There is still a way to add more money for health councils in the state budget bill called House Bill 2, Small said.

“We can bring this back up if there are changes in the Senate,” Small said.

He said more funding could be put into the budget as it makes its way through the Senate, and then when the two legislative chambers work to merge their budget proposals together, called “reconciliation.”

“This is one of the most challenging things about the committee,” Small told Allison on Feb. 20, “is that we’re not able to fully fund items, therefore, that the bills, especially that are just appropriations, cannot pass through.

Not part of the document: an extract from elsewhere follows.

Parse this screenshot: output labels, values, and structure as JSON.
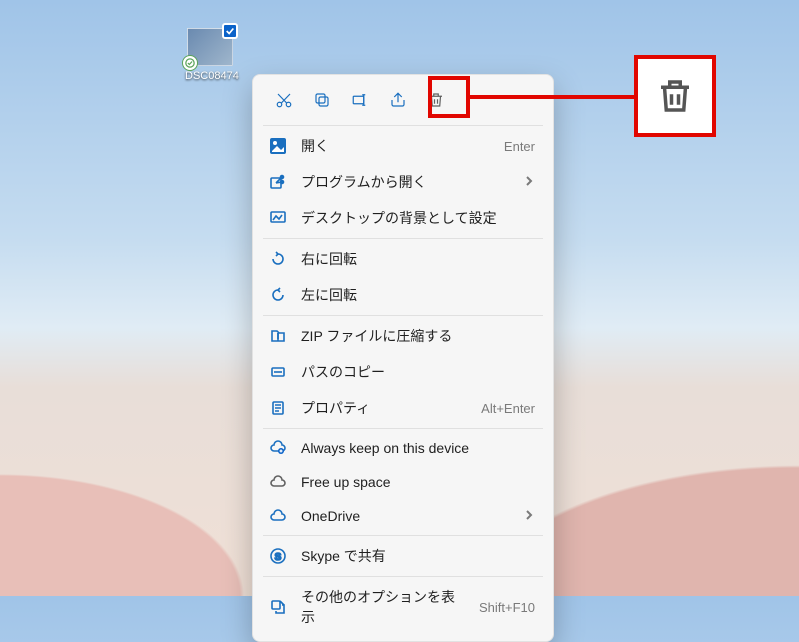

It doesn’t mean that there won’t be more funding for these purposes that flow this year. It just means that in this fashion, the bill can’t move through this committee.”

Now, advocates are trying to convince members of the Senate Finance Committee to put more funding in House Bill 2, the bill that determines the state budget for the upcoming fiscal year, Alarcón said.

They have been trying to convince members of the committee for the last two weeks, Alarcón said on Thursday.

She said Sens. Siah Correa Hemphill (D-Silver City), Jeff Steinborn (D-Las Cruces), Crystal Diamond (R-Elephant Butte) and Nancy Rodriguez (D-Albuquerque) “have all verbally expressed support for HB 49.”

For a vote to pass on the committee, the advocates would still need to convince two additional members to vote in favor of funding the health councils.